Thus encouraged, Mrs. Embury began at once.

"Story of the ship Palatine," she read.

"Some time in the early years of the last century, a ship named the Palatine left Holland for America, bearing a large number of emigrants, whose destination was the then colony of Pennsylvania, where they intended to buy land and settle; and for that reason they were carrying with them all their earthly possessions—clothing, furniture, and money; of which some had a good deal, others only a little.

"Among the wealthier ones was Herr Adolphus Follen, with his wife Margaret, his daughters Katrina and Gretchen, and his son Karl. Also they had with them an elderly woman, Lisa Kuntz, who had lived with the Follens ever since their marriage, and acted as nurse to each of their children in turn. She had no near kin, and being much attached to the family in which she had made her home for so many years, had decided to accompany them to the new world in spite of her fears of Indians and wild animals.

"As the good ship Palatine sailed slowly out of port, all these, with many of their fellow-passengers, stood upon her deck gazing sadly, and not a few with flowing tears, upon the fast-receding shores of their native land. Ah, how much bitterer would have been their grief, could they have foreseen the sufferings that fateful voyage held in store for them! Though they little suspected it at the time, they had fallen into the hands of men so full of the love of money, so ready to do the most dastardly deeds in order to secure it, that they were no better than the worst of cut-throats and murderers.

"The emigrants had not brought a store of provisions for the voyage, because, according to the agreement, these were to be purchased of the captain and his officers. But scarcely had they cleared the coast and stood well out to sea when they were struck with astonishment and dismay at the enormous sums asked for the merest necessaries of life: 20 guilders for a cup of water, 50 rix dollars for a ship's biscuit."

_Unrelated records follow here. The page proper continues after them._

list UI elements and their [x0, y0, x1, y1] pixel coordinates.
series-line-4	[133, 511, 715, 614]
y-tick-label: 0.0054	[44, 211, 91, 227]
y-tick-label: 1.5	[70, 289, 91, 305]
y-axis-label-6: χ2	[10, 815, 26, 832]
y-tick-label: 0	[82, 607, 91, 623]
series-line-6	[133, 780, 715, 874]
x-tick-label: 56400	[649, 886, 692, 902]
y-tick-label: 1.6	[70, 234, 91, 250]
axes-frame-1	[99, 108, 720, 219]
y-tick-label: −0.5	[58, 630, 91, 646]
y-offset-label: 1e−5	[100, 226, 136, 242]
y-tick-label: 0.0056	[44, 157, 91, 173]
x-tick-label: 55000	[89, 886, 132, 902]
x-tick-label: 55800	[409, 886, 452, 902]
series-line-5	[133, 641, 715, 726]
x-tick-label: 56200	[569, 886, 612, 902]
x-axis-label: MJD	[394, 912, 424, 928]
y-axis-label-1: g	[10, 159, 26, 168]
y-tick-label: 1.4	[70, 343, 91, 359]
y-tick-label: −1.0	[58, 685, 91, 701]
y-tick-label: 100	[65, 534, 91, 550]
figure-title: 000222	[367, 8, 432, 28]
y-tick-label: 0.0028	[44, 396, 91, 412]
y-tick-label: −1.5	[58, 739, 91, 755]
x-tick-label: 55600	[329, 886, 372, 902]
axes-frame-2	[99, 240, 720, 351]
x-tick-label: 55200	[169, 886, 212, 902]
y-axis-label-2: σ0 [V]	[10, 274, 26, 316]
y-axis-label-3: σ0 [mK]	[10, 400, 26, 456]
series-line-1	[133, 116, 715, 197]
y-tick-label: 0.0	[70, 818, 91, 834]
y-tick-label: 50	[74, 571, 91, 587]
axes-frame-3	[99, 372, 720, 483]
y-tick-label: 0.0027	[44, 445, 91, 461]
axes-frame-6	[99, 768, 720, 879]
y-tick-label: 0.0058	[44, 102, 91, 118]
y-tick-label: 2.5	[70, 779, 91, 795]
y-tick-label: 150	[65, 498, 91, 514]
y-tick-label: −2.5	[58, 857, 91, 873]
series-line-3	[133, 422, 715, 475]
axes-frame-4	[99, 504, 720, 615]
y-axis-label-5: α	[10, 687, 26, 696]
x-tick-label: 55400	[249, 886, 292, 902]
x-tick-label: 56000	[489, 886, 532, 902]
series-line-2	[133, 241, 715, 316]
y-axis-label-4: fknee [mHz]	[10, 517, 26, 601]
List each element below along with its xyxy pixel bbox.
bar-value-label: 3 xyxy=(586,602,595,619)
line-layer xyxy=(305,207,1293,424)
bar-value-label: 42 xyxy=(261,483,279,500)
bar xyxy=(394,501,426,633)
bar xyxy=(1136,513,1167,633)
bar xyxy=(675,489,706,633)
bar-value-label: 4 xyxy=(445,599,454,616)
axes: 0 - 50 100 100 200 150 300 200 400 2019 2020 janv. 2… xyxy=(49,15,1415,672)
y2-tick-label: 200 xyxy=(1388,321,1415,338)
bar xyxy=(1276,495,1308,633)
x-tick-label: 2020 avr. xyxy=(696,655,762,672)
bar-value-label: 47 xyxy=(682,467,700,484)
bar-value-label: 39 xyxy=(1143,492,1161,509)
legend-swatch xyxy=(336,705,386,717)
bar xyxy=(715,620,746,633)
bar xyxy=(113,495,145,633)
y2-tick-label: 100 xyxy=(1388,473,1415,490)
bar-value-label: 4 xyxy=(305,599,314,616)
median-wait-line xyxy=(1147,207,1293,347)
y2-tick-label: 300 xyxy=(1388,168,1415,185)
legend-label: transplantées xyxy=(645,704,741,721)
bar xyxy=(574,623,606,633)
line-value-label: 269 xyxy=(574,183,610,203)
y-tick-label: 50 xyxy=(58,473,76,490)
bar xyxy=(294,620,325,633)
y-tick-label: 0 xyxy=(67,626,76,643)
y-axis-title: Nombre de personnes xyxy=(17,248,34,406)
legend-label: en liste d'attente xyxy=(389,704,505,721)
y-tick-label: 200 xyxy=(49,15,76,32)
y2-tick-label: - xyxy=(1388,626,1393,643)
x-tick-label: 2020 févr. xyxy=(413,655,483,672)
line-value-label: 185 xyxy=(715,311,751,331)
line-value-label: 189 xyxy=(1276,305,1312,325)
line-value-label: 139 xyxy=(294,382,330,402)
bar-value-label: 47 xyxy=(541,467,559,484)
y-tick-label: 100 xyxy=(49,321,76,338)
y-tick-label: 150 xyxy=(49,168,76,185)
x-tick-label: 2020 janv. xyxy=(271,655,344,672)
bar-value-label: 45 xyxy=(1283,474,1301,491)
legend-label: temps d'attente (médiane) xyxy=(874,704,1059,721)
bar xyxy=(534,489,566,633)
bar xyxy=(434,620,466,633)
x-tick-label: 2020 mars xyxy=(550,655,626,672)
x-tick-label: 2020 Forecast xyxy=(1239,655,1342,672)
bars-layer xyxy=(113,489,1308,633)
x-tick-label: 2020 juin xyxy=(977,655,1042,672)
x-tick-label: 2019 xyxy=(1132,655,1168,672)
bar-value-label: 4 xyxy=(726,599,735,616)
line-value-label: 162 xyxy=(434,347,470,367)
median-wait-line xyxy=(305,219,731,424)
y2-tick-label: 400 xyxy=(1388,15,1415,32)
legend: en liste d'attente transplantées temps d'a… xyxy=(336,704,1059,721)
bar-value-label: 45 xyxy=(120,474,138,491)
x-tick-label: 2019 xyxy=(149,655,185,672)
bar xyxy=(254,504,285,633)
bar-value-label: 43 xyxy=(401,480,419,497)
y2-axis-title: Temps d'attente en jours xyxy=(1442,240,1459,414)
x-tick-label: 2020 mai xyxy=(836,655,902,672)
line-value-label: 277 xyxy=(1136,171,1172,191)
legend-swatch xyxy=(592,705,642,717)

"Astounding rascality!" exclaimed Mr. Embury, as his wife paused for an instant in her reading.

"Why, how much are those coins worth in our money?" she asked. "I really do not know exactly."

"A guilder," he replied, "equals 40 cents of our money; so that 20 guilders would be $8. Think of that as the price of a cup of water! probably not the coolest or cleanest either. Then the 50 rix dollars for a ship biscuit would equal $18.25. Think of such a conspiracy as that on the part of a ship's officers to rob defenceless passengers!"